Sulla prestigiosa rivista Graphos è stato pubblicato un recente articolo di Roberto Travaglini, docente nell’università di Urbino, in cui si analizza a fondo il rapporto fra la scrittura a mano e quella digitale con particolare riferimento alla fase d’apprendimento nell’età evolutiva non solo, ma anche in quella adulta. È importante ottimizzare l’uso dei mezzi digitali che usiamo per scrivere, ma tenere nel giusto conto la scrittura a mano:

«Riconoscendo quanto essa contribuisca ad attivare numerosi processi cognitivi di complessità crescente, che consentono di mantenere vivi basilari dinamismi neuro cognitivi, emozionali e socio-comunicativi derivanti dalla sua naturale espressione, come arricchimento del lessico, le capacità mnemoniche, la comprensione della lettura, lo sviluppo del pensiero critico».

Oggi, invece, il linguaggio verbale risente in massima parte della totale mancanza di tale dinamica cognitiva in una fin troppo evidente fusione tra lo scritto e il parlato la cui unica caratteristica è la tecnica del copia e incolla e poi mettere in rete la notizia!

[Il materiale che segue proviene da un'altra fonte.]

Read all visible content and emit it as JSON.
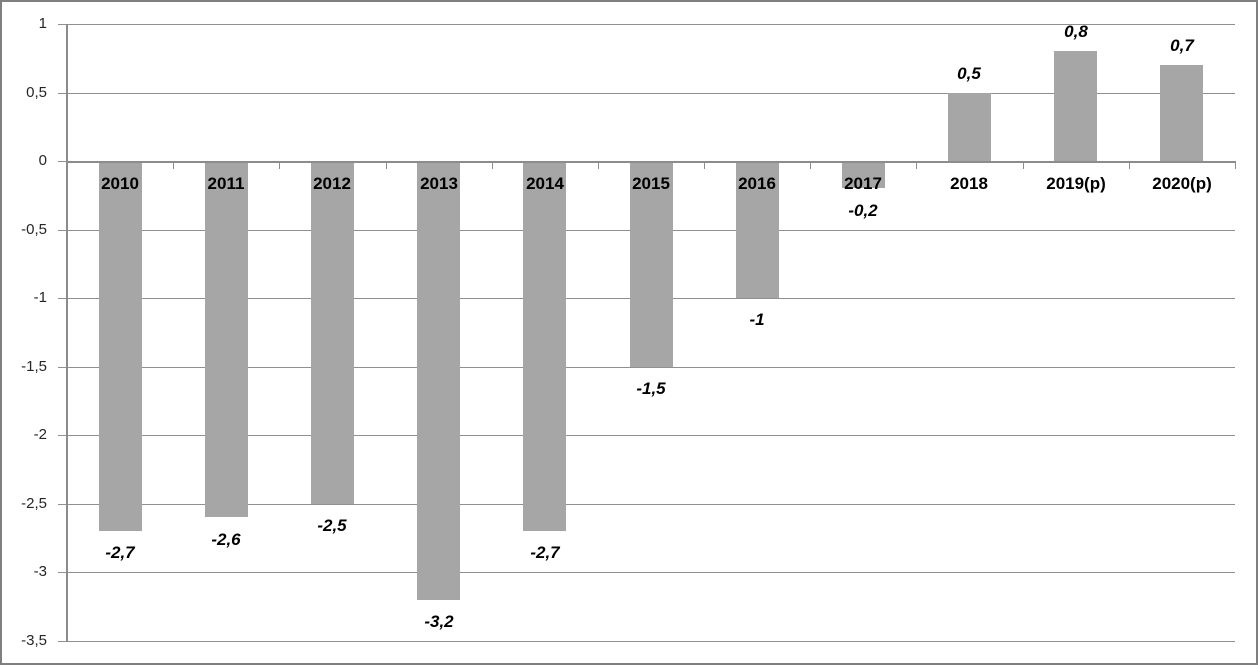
{
  "chart_data": {
    "type": "bar",
    "categories": [
      "2010",
      "2011",
      "2012",
      "2013",
      "2014",
      "2015",
      "2016",
      "2017",
      "2018",
      "2019(p)",
      "2020(p)"
    ],
    "values": [
      -2.7,
      -2.6,
      -2.5,
      -3.2,
      -2.7,
      -1.5,
      -1,
      -0.2,
      0.5,
      0.8,
      0.7
    ],
    "value_labels": [
      "-2,7",
      "-2,6",
      "-2,5",
      "-3,2",
      "-2,7",
      "-1,5",
      "-1",
      "-0,2",
      "0,5",
      "0,8",
      "0,7"
    ],
    "y_axis": {
      "tick_labels": [
        "1",
        "0,5",
        "0",
        "-0,5",
        "-1",
        "-1,5",
        "-2",
        "-2,5",
        "-3",
        "-3,5"
      ],
      "tick_values": [
        1,
        0.5,
        0,
        -0.5,
        -1,
        -1.5,
        -2,
        -2.5,
        -3,
        -3.5
      ],
      "ylim": [
        -3.5,
        1
      ]
    },
    "grid": true,
    "legend_position": "none",
    "colors": {
      "bar_fill": "#a6a6a6",
      "gridline": "#909090",
      "axis_line": "#8c8c8c",
      "y_tick_label_text": "#262626",
      "data_label_text": "#000000",
      "outer_border": "#7f7f7f",
      "background": "#ffffff"
    }
  }
}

Una volta era possibile leggere sulla carta stampata (quotidiana o periodica) articoli non solo di cronaca, che sviluppavano concetti ben articolati su argomenti vari non vincolati a un evento temporale specifico, ma potremmo dire di varia cultura e umanità. Col digitale la trasmissione della notizia è istantanea molte volte contraddittoria, volutamente o non, ma priva di quella materialità razionale che poteva derivare da un sapiente ed elegante uso della penna oppure della famosa macchina da scrivere!

È evidente il disagio di un giovane di fronte a un foglio bianco e con una penna in mano, poiché sembra qualcosa di prettamente scolastico e inutile nell’età adulta, ma se strimpellare con un touchscreen sui social lo rende umano, allora c’è davvero di che preoccuparsi, peggio ancora se dovessimo tutti far parte di questa community!